Порою случалось — и это были ужасные минуты, — когда Франсуа являлась на ум покойная Джоан. Он пытался гнать видение от себя, но что он мог поделать? Его милая, такая земная Джоан обладала страстной натурой, не очень подходящей будущей графине, о чем не уставала напоминать сыну его властная матушка. Но для Франсуа все это было неважно. Он любил Джоан. И он взял ее в жены, невзирая на аргументы матери.

Въехав в ворога замка, Франсуа бросил поводья конюху и слез с седла. Он бросил взгляд на анфиладу арок, высматривая вход в донжон и надеясь увидеть Элеанор, встречающую его на ступенях лестницы. Однако ее не было, а вместо того к нему подбежала дочь, одетая как уличный оборвыш.

— Подожди, Оливер, — сказал Франсуа. — Мне нужно кое-что забрать из торока.

Пока Франсуа рылся в своем багаже в поисках дорогого подарка, который купил молодой жене, решив попробовать таким способом добиться ее расположения, граф Роберт спрыгнул с седла.

— О, мой Бог, я уже не тот, что был прежде, пожаловался граф, растирая руками бедра, чтобы восстановить кровообращение. Он снял шляпу и запустил пятерню в густые, но уже седые волосы. Некогда графская шевелюра была темна как ночь, но единственным, что напоминало об этом, оставались черные брови, крутыми дугами вздымавшиеся над пронзительными голубыми очами.

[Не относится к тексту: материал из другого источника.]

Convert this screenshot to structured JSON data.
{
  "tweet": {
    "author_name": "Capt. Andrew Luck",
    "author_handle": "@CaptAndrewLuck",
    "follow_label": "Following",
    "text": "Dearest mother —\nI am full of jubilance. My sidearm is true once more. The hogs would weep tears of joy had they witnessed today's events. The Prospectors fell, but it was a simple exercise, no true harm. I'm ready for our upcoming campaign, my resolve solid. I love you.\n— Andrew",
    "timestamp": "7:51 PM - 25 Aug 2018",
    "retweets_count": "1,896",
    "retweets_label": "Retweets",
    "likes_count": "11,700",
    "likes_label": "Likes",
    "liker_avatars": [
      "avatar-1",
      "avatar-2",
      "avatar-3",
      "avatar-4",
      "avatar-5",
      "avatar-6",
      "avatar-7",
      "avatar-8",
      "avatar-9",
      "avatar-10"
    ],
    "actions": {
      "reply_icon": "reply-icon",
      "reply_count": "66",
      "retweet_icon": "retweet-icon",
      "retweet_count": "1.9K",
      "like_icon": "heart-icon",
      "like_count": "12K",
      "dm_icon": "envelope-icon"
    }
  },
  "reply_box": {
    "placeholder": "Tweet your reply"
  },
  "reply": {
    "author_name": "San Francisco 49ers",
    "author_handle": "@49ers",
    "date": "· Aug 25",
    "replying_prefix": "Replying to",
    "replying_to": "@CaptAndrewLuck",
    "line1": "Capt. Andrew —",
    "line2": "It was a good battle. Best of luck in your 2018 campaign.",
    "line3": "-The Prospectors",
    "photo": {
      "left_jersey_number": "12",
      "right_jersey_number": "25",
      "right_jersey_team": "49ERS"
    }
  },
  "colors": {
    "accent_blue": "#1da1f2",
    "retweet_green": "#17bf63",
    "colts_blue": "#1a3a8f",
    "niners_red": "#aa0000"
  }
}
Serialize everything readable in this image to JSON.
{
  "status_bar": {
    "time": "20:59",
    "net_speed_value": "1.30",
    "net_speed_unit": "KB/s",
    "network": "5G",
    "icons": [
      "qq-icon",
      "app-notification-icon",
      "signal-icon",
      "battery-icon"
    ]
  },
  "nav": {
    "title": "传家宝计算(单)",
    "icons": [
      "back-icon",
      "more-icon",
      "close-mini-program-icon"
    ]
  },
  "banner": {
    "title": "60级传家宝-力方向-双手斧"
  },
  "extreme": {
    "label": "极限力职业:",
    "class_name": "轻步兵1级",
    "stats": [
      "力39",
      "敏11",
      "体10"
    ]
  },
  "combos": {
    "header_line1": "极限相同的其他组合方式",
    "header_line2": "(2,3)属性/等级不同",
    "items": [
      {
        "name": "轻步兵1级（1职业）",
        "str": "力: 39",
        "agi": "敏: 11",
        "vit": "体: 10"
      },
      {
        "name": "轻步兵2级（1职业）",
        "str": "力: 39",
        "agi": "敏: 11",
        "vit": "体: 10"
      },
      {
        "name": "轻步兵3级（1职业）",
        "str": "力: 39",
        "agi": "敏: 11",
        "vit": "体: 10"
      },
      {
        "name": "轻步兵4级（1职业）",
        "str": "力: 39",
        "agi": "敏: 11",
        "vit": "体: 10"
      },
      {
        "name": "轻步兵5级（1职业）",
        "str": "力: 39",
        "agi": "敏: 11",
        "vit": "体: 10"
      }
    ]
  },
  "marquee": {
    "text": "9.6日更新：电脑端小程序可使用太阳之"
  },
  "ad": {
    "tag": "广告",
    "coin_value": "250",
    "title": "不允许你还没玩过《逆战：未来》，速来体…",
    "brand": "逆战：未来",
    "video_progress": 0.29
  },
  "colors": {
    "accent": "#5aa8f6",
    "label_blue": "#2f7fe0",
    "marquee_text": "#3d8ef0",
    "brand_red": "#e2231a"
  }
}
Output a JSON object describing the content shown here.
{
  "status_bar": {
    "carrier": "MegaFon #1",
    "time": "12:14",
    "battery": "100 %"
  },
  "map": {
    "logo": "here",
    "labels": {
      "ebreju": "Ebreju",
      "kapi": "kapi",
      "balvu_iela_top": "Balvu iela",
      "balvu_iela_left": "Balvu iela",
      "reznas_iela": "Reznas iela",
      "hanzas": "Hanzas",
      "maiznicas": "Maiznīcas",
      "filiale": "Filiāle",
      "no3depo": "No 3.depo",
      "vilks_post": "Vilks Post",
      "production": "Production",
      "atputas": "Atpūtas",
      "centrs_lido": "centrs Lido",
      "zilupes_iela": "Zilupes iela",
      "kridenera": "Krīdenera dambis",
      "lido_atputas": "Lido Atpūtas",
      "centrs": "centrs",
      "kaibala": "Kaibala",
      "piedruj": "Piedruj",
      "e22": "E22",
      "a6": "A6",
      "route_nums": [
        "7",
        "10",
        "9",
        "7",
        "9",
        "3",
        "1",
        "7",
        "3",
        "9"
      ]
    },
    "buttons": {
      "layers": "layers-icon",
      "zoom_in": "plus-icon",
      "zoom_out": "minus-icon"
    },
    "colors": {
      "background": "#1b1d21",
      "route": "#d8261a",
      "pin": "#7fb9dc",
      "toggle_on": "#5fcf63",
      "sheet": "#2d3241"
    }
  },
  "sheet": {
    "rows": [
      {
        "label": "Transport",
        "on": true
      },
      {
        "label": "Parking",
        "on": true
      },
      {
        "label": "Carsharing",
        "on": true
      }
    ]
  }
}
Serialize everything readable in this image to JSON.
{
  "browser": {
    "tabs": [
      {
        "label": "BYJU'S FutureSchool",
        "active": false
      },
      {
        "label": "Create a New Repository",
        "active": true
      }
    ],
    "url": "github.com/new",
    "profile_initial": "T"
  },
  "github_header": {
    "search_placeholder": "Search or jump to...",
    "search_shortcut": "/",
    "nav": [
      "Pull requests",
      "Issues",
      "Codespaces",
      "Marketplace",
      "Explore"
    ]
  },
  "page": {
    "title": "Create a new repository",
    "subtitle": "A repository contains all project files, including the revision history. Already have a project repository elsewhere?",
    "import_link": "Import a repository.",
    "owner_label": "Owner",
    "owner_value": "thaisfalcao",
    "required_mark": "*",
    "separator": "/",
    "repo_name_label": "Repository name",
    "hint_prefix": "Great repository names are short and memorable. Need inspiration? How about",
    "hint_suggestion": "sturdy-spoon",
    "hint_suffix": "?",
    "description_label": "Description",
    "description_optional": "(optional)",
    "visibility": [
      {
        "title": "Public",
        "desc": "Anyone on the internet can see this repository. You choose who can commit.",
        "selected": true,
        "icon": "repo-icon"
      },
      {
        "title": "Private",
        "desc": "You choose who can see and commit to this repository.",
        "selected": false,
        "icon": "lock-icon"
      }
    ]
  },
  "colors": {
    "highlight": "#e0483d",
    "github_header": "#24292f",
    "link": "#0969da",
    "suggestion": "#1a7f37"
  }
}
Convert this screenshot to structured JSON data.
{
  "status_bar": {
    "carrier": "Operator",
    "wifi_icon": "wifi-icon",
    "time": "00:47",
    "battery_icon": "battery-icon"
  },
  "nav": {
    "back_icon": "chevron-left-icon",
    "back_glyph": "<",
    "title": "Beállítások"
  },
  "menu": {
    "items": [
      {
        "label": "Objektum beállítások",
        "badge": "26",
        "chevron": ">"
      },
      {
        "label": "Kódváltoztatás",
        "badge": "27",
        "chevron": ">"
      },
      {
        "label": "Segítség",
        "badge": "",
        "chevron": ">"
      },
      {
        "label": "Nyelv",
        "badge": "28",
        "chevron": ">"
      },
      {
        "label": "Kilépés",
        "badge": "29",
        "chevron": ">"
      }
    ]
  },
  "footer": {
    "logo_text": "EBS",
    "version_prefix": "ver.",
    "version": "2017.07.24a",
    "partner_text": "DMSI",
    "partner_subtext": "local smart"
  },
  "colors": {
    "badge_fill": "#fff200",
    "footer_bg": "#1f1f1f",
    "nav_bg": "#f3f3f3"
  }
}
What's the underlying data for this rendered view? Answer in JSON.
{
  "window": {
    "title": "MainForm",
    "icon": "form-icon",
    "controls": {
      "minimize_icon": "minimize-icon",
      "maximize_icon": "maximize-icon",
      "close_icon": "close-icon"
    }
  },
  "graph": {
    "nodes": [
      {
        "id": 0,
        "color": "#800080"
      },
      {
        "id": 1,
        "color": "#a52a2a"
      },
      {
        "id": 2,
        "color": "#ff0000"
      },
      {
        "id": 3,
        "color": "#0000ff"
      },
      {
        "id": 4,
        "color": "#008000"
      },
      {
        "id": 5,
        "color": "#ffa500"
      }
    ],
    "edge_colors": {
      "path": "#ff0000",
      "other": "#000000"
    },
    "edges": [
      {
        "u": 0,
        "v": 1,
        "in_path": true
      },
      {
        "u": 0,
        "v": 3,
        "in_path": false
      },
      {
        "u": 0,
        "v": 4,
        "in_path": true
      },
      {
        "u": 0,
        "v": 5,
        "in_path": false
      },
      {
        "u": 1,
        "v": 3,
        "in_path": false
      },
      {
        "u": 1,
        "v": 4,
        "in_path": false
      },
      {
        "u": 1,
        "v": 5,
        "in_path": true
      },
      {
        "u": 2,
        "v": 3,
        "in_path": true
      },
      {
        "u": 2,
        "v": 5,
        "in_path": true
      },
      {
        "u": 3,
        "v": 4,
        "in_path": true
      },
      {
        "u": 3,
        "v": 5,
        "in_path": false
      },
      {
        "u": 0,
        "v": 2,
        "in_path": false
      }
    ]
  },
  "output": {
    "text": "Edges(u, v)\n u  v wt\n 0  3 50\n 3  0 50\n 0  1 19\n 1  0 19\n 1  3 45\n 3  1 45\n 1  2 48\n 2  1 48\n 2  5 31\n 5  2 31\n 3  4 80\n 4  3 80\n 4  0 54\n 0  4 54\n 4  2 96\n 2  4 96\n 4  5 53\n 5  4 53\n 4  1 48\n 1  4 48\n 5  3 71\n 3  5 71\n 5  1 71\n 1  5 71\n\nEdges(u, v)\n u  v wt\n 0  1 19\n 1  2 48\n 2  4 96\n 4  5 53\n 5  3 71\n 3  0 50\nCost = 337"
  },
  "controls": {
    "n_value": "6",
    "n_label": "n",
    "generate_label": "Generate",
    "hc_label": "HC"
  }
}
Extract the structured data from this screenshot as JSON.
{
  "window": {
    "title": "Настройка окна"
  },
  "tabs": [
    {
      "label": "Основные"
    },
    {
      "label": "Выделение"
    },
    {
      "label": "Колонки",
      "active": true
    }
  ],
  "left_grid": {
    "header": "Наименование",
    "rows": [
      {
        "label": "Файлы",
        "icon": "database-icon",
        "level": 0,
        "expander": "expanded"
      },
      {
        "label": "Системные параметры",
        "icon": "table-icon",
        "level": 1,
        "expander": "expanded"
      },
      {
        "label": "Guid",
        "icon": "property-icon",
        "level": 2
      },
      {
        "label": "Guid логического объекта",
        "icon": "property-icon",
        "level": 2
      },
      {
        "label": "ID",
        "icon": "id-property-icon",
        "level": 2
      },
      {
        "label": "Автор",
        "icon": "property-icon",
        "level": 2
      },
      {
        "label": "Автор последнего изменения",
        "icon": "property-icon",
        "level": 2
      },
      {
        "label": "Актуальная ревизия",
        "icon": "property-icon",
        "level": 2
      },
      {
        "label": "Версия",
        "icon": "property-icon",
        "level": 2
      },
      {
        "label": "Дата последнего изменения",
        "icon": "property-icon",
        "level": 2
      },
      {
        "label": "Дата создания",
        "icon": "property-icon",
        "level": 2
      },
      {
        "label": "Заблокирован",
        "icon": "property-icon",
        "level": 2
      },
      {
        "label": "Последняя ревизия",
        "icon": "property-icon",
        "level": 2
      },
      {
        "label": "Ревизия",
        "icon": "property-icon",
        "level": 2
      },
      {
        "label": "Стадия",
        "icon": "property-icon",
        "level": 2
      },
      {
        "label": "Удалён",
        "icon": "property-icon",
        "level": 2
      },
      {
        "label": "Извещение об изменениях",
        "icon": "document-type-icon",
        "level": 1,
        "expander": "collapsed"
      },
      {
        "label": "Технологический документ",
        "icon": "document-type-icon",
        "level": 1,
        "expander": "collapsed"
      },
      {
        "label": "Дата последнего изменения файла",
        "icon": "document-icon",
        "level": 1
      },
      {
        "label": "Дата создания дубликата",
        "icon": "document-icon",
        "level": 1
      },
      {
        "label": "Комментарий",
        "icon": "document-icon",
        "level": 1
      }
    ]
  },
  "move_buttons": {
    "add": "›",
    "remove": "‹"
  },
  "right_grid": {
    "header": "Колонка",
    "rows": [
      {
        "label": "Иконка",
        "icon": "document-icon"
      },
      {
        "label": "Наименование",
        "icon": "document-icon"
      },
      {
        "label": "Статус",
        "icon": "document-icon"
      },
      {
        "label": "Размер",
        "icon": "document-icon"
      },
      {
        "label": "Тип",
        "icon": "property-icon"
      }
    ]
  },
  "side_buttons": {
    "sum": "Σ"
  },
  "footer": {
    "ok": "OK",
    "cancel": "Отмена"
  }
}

Франсуа достал свой подарок, аккуратно завернутый в лоскут небеленого полотна. Это была серебряная шкатулка с замочком и массивным золотым ключиком. Франсуа распорядился, чтобы на крышке выгравировали фамильный герб семейства де Ронсье — пятилистник в венце из терновых ветвей. Подушечки внутри шкатулки были сработаны из пурпурного бархата. Да и ключик был замысловато украшен, представляя собой золотое кольцо с розочкой, которое, как рассчитывал Франсуа, подойдет на средний палец белой ручки Элеанор. Ключиком можно было пользоваться, только сняв кольцо с пальца. И шкатулка, и ключик стоили Франсуа целую кучу денье, но он не считал это слишком дорогой ценой, если бы ему удалось с их помощью хоть немного растопить ледяную холодность Элеанор. Кто знает, возможно, тогда он смог бы сбросить с себя то бремя горя, что пригибало его к земле с того самого дня, когда его милая Джоан легла в могилу.

— Папа! Папа! — кричала Арлетта, стараясь привлечь к себе его внимание, ведя под уздцы своего пони к камню у двери конюшни, с которого было сподручно вскакивать на коня.

Младший сын сенешаля, Обри, обожавший играть в конюха, продолжал убираться в стойлах, вилами забрасывая запачканную солому на телегу, в которой ее вывозили за стены замка.

Крепко сжимая серебряную шкатулку в руке, Франсуа вытер пот со лба.

— Что, дочка?

Даже не воспользовавшись камнем, Арлетта вскочила на своего пони. Ее щеки пылали румянцем, голубые глазки сияли, а носик еще больше походил на нос Джоан, чем раньше. У него даже защемило сердце. Франсуа посмотрел вдаль, на анфиладу. Элеанор не вышла.

— Смотри на меня, папочка! Смотри, что я умею делать!

Обри отбросил вилы и пристегнул корду к уздечке пони.